PD Editorial: The new DUI: Driving after smoking pot

A new study found that driving under the influence of drugs eclipsed drunken driving in fatal crashes for the first time in 2015.|

On Monday, a speeding car plowed through the display window of a Santa Rosa pet store.

The driver, police said, was under the influence of drugs. He told the investigating officers he smoked some marijuana before hitting the road.

No one was injured, but the incident reflects a disturbing trend.

A new study found that driving under the influence of drugs eclipsed drunken driving in fatal automobile crashes for the first time in 2015.

Forty-three percent of drivers tested had used a legal or illegal drug, compared with 37 percent who tested above the legal limit for alcohol, according to a report released last month by the Governors Highway Safety Association and the Foundation for Advancing Alcohol Responsibility.

Among the drivers who tested positive for drugs, more than a third used marijuana.

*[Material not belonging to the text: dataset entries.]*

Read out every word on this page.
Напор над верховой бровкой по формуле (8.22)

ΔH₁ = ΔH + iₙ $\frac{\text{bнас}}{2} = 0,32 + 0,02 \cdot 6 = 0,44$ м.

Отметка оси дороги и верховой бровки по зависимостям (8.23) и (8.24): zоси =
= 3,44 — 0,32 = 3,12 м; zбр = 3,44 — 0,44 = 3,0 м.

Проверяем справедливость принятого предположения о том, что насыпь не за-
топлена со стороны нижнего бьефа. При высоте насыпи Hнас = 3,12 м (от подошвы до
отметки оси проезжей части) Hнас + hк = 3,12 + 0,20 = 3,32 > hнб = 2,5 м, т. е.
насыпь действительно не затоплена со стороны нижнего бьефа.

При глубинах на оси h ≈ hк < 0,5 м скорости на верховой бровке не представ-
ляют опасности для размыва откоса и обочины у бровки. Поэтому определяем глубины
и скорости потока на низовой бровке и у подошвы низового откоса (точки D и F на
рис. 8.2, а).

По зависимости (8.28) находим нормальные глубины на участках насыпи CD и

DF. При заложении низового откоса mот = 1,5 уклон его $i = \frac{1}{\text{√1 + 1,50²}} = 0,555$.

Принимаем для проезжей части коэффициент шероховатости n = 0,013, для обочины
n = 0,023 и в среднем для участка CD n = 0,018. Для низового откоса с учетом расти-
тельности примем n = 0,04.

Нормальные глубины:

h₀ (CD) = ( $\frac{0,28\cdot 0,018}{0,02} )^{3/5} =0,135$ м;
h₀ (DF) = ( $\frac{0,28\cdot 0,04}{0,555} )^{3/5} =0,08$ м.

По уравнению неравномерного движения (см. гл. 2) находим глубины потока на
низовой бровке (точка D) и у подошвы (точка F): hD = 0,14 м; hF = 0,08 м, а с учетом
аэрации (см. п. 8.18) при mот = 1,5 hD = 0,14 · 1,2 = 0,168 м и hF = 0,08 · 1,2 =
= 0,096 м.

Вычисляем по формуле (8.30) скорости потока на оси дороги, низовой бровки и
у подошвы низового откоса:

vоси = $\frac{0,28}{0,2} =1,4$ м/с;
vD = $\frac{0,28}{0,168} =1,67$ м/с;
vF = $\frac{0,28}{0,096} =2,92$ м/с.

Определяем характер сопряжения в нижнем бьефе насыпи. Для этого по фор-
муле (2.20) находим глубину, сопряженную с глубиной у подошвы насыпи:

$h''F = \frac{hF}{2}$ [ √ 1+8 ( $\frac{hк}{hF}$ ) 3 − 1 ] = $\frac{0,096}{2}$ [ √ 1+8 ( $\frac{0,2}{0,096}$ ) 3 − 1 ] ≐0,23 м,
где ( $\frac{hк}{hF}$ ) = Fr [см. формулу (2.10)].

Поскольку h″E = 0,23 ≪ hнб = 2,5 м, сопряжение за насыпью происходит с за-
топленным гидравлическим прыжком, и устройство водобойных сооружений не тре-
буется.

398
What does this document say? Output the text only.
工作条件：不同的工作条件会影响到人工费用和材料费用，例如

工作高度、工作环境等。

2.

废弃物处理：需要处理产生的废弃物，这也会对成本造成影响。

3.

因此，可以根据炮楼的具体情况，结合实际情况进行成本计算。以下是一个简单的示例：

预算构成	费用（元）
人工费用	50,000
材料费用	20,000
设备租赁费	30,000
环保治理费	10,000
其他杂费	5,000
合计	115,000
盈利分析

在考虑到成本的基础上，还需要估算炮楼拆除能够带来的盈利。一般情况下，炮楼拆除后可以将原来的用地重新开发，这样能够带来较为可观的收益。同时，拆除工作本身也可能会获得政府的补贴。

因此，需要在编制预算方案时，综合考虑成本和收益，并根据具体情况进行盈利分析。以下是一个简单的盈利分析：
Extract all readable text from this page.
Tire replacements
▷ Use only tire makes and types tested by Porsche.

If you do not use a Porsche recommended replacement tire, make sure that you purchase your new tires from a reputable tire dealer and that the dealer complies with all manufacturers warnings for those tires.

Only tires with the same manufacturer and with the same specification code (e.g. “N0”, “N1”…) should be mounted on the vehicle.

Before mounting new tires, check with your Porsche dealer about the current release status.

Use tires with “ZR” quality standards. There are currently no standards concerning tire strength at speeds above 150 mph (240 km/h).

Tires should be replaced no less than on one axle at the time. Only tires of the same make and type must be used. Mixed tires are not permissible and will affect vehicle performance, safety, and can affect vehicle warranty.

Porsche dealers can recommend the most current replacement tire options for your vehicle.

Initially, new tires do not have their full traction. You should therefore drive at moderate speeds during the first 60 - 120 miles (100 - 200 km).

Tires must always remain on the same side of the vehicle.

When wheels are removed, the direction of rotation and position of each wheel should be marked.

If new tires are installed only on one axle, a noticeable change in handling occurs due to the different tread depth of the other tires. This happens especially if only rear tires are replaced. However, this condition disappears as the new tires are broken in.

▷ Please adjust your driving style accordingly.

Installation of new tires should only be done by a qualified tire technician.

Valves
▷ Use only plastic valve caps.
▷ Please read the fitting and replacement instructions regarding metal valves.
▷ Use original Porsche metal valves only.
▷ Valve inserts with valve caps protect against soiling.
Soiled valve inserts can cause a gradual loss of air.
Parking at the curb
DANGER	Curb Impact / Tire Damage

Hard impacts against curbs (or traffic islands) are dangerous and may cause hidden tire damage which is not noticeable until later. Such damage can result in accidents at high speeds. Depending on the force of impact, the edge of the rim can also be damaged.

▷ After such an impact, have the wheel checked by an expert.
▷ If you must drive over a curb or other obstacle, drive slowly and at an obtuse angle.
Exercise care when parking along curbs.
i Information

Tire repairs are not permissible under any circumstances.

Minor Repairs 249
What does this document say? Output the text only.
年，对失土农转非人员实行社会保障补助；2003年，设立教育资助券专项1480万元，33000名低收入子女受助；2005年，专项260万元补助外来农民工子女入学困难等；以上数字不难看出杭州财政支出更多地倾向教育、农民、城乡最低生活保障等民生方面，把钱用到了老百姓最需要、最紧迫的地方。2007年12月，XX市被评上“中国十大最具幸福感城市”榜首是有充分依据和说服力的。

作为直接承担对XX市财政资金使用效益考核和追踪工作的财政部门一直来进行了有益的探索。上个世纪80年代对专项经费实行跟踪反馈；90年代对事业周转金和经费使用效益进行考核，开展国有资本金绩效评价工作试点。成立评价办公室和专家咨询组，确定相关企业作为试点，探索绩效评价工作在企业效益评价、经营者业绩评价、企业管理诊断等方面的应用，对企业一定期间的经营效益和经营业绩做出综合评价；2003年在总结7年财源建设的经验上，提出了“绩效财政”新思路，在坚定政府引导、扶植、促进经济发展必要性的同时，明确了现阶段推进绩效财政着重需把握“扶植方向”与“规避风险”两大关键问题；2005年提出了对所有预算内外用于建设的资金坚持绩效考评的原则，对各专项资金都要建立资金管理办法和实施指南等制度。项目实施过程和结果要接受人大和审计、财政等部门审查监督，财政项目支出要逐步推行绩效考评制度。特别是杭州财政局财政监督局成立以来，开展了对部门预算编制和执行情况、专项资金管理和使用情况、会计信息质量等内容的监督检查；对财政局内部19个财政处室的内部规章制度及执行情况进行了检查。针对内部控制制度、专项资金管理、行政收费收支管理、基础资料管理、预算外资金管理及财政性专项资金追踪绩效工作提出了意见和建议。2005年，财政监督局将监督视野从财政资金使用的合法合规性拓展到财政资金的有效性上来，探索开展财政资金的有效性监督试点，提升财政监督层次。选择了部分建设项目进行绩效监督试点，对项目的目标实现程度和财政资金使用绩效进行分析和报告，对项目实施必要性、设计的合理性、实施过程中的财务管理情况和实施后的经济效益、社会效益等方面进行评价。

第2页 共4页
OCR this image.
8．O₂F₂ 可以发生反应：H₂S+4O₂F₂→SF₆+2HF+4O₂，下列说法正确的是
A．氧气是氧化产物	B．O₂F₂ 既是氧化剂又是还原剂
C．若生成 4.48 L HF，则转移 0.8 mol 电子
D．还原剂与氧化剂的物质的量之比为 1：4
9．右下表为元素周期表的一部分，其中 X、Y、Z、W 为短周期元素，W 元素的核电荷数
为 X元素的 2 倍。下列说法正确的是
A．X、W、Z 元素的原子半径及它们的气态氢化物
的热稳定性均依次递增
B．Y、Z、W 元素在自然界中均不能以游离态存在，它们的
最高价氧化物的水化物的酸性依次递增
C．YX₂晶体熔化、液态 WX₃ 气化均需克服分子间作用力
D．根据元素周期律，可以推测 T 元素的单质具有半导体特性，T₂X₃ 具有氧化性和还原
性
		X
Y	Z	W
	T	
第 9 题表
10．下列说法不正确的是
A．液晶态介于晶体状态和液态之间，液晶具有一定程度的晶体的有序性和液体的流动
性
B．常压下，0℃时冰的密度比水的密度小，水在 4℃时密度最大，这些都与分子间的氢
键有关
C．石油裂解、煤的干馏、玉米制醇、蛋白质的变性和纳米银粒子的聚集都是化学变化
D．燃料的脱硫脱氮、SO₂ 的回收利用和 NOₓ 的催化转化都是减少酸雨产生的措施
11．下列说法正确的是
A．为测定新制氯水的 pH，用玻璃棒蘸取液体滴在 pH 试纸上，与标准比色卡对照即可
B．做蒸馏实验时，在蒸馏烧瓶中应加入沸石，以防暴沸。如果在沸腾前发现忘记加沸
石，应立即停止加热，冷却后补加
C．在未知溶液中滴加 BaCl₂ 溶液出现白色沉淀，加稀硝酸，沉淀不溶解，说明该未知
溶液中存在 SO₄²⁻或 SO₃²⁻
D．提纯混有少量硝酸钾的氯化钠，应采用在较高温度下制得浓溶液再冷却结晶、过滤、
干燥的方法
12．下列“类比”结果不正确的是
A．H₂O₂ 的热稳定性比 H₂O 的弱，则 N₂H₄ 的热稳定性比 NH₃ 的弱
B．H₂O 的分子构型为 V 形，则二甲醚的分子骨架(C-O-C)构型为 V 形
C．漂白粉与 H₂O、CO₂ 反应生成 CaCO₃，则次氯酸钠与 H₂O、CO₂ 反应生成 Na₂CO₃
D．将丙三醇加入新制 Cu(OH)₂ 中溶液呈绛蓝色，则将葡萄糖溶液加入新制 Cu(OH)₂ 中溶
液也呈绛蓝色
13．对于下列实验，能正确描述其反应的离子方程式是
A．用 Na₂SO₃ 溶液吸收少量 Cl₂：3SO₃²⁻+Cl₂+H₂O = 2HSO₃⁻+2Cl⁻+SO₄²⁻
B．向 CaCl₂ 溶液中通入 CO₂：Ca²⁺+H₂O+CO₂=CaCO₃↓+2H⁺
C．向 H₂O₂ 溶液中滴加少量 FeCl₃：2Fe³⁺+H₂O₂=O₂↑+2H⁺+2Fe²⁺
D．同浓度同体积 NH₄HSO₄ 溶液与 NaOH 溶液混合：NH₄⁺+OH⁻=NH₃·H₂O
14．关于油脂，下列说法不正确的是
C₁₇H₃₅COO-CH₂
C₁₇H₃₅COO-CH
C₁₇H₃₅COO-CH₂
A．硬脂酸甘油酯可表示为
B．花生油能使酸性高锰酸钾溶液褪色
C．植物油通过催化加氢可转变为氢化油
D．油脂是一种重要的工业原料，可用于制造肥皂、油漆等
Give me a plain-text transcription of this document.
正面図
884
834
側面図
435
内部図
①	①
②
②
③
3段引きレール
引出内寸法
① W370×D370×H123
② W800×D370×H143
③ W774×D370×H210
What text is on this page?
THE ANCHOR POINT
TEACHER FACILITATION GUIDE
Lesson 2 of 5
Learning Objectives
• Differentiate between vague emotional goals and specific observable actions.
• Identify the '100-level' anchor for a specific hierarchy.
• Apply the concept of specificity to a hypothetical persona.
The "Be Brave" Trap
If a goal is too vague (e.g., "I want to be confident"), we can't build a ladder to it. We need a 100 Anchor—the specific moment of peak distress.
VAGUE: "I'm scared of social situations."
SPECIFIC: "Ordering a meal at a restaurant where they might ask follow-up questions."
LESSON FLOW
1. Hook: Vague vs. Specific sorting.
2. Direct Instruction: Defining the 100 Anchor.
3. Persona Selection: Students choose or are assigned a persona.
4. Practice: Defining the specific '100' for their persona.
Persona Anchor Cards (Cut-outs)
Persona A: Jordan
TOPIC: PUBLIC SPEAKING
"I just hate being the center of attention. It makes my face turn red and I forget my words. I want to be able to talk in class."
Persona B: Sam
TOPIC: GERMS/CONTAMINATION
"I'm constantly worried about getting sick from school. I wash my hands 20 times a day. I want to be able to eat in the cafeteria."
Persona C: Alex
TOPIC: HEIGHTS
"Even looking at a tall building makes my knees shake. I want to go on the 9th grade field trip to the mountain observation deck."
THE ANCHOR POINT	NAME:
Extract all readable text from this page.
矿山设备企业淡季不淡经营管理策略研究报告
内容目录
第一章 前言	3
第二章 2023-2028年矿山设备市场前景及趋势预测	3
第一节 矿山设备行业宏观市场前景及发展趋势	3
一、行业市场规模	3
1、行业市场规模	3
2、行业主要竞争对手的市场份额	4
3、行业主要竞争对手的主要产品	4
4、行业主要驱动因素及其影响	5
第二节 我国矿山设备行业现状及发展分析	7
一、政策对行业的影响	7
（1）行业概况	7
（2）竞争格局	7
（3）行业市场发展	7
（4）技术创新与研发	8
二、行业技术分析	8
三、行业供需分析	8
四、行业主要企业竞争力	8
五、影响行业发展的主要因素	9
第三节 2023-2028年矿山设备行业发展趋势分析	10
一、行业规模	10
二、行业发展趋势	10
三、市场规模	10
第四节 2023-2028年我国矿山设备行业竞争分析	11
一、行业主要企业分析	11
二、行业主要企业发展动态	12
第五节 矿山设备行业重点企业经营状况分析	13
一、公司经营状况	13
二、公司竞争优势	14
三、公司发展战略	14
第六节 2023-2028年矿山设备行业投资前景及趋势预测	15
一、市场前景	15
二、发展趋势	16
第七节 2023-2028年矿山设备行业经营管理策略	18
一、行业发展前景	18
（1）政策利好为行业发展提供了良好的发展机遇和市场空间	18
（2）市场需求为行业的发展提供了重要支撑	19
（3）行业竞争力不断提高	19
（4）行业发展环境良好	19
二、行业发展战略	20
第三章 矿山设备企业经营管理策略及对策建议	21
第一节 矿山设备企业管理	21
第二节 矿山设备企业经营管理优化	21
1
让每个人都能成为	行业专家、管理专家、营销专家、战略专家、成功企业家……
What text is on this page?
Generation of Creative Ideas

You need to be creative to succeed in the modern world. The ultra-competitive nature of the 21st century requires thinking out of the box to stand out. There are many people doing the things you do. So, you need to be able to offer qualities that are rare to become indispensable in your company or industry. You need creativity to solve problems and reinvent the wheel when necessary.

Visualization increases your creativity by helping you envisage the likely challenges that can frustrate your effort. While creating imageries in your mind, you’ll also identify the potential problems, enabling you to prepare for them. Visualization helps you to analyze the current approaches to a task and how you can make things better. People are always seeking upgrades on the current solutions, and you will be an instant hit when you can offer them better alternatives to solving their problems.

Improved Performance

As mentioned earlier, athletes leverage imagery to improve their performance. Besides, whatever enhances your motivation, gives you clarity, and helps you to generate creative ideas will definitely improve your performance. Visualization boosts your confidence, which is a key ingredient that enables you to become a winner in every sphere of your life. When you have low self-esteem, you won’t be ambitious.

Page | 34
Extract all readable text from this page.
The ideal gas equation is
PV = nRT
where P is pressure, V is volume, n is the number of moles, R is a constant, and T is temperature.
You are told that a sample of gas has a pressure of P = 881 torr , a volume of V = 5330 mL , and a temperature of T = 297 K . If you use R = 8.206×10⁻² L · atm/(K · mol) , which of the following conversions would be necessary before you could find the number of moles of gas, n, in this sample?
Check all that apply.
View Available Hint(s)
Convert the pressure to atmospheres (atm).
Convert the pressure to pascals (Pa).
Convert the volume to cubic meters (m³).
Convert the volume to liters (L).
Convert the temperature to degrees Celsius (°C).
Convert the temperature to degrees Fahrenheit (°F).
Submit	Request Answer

Traffic fatalities are increasing sharply in the United States, despite a long list of safety features now required for new cars and trucks.

More than 40,000 people died in vehicle accidents last year, a one-year increase of 6 percent and a two-year increase of close to 15 percent, according to the National Safety Council. It was the first time since 2007 that auto-related fatalities in the United States topped 40,000.

One emerging cause for traffic deaths is distraction, as too many people continue to fiddle with their cellphones and read and send texts behind the wheel.

Driving under the influence of alcohol remains a constant problem despite stiffer penalties and decades of grisly evidence of the risks of drinking and driving. Drugs always have been part of the same equation, but widespread legalization is adding a new dimension.

Beginning with California in 1996, 29 states and the District of Columbia have legalized medicinal use of marijuana. Recreational use is allowed in eight states, including California.

Colorado, one of the first states to lift the prohibition on recreational use, saw a 48 percent increase in marijuana-related traffic deaths in the first year after legalization.

It isn’t legal in any of those jurisdictions to drive under the influence of marijuana. But surveys show that many people see less risk in driving after using marijuana than driving under the influence of alcohol.

Enforcement is complicated by the lack of a standard analogous to the blood-alcohol content limit of 0.08 percent and by the lack of a test comparable to the breath test used to detect alcohol intoxication. Moreover, traces of marijuana can remain in the blood stream long after the impairment has passed.

Proposition 64, the initiative that legalized recreational use in California, directed the CHP and UC to develop protocols and best practices to determine whether someone is under the influence of marijuana. Some law enforcement agencies are experimenting with a mouth swab test, others are relying on the officers’ observations.

A bill pending in the state Senate Appropriation Committee would make smoking marijuana while driving a vehicle, or as a passenger in a vehicle, a traffic infraction, matching the law for drinking while driving or riding in a vehicle.

That’s a no-brainer. It shouldn’t take a car parked inside a pet store to show that driving under the influence should be banned, too.